Yeah, either hardened too little or hardened too mush, Chinese hardening can be a real crap shoot.

I bought some cobalt drill bits from Graingers, they had a rainbow hue to them, the 3/8” rolled off the table, hit he floor and shattered into hundreds of pieces. I thought that was strange, so I purposely let the 5/16” bit, roll off the table, it hit the floor and shattered.

I took a different bit from one of the other serviceman’s box, the bit caught, the chuck kept rotating about a turn and boom the spiral in the bit was gone, twisted like a Twizzler. I show it to the other guy, he said yeah, he has 3 or 4 more, that that happened to.
 
Back to the original programming, I have 3 of the cut off tools holders, I never been able to get them to cut worthy a damn. I finally went to a carbide insert style cutter and moved on.
 
Managed to get it done with a 3/8" cobalt endmill. Quite a bit of burrs, though. Do you guys normally an endmill over the burrs or just use a file?
 
i use a aloris AXA tool holder. the AXA7 holder is made for this type of cut off tool that is wider at the top.
 
Interesting subject. My only experience is with the P type blade using a BXA Phase 2 holder in my old 13" South Bend vs. the Clausing Colchester 15 (CXA Aloris #7).
The SB chattered something fierce.

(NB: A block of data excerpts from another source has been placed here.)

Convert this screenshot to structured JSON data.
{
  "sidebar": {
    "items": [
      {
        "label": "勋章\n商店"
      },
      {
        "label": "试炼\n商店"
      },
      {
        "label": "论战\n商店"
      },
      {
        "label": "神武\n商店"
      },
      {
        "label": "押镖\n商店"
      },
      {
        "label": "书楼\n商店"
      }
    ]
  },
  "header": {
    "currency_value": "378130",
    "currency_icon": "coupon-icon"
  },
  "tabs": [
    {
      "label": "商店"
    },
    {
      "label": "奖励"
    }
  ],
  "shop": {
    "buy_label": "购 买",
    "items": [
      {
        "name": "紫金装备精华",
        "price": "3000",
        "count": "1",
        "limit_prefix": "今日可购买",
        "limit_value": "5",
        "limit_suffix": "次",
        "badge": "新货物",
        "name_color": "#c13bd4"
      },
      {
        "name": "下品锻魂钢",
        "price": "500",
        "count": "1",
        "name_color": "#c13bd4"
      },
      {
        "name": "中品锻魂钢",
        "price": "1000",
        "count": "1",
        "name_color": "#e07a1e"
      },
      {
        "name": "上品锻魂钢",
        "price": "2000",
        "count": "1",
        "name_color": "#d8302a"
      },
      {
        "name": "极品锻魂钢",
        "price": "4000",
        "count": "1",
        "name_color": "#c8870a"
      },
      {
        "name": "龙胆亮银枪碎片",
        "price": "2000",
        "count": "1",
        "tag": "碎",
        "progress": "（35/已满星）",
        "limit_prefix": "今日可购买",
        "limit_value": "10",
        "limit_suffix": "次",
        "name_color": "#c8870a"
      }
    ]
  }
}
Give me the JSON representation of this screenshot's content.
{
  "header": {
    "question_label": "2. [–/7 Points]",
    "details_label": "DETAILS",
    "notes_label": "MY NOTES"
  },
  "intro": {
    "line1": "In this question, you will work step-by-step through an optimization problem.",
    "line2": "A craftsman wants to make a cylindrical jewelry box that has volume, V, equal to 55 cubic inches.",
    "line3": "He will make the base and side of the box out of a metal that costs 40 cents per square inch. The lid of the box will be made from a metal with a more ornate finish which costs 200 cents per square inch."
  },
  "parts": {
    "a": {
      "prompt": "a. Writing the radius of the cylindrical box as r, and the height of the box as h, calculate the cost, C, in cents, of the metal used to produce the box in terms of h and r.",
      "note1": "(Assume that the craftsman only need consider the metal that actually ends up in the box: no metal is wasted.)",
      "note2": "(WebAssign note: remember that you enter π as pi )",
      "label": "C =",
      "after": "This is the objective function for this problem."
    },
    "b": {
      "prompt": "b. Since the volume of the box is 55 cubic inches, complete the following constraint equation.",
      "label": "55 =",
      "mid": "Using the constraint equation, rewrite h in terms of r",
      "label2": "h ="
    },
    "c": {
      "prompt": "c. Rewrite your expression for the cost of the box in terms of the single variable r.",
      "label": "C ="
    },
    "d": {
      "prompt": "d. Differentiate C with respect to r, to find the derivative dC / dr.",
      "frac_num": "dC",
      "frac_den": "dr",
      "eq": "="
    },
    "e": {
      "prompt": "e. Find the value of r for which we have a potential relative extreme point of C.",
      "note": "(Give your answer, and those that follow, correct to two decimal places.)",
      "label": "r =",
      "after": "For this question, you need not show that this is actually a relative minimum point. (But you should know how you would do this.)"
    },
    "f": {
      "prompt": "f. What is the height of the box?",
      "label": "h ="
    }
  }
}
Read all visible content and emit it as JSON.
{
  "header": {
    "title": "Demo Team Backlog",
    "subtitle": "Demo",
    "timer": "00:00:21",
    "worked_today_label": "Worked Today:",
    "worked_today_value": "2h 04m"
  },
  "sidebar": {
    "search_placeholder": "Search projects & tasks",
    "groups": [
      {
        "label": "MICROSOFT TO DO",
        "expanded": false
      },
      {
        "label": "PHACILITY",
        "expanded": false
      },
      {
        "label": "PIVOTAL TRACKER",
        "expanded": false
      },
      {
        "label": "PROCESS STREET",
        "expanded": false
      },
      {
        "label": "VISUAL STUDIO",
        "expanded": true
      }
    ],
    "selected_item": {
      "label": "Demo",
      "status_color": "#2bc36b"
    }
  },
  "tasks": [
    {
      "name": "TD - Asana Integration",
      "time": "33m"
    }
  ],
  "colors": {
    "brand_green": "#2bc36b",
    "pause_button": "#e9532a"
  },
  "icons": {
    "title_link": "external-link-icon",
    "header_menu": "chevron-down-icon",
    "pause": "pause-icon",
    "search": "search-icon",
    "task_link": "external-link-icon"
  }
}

The Clausing cut through with no chatter or whining.
Rigidity is key.
I never thought about cutting a relief, don't need it.
Let us know how how it goes with the holder cut PCmaker.
 
It's working fine now. I cut the relief and it's straight enough. The problem is that even though there's a relief, the entire blade is tapered. It has a "T" at the top, and the bottom is tapered. The relief helps a lot. Just had to straighten the blade vertically, and the side of the blade doesn't even touch the inside wall of the tool holder because of the taper. Just had to put a lot of pressure on the top retaining block, forcing down on the top of the blade to keep it straight. So far, i've been parting with no issues. I've even been using the auto feed on the cross slide and works great.
 
I milled a relief on mine from LMS. I used a carbide end mill as the hss end mill I tried first just burned up. The LMS holders are hardened.
The holder still holds the non T type properly.

Roy
 
Question for those of you who have modified your cutoff tool holders for P-type blades: Do they perform better after the modification?

I use P-blades in an unmodified holder. Worst thing that I get is an angled cut, presumably from deflection. I set blades to the depth to center, never more, for each and every parting job. I'd love to get a square cut out of a squarely positioned tool. Any other improvements would be welcome.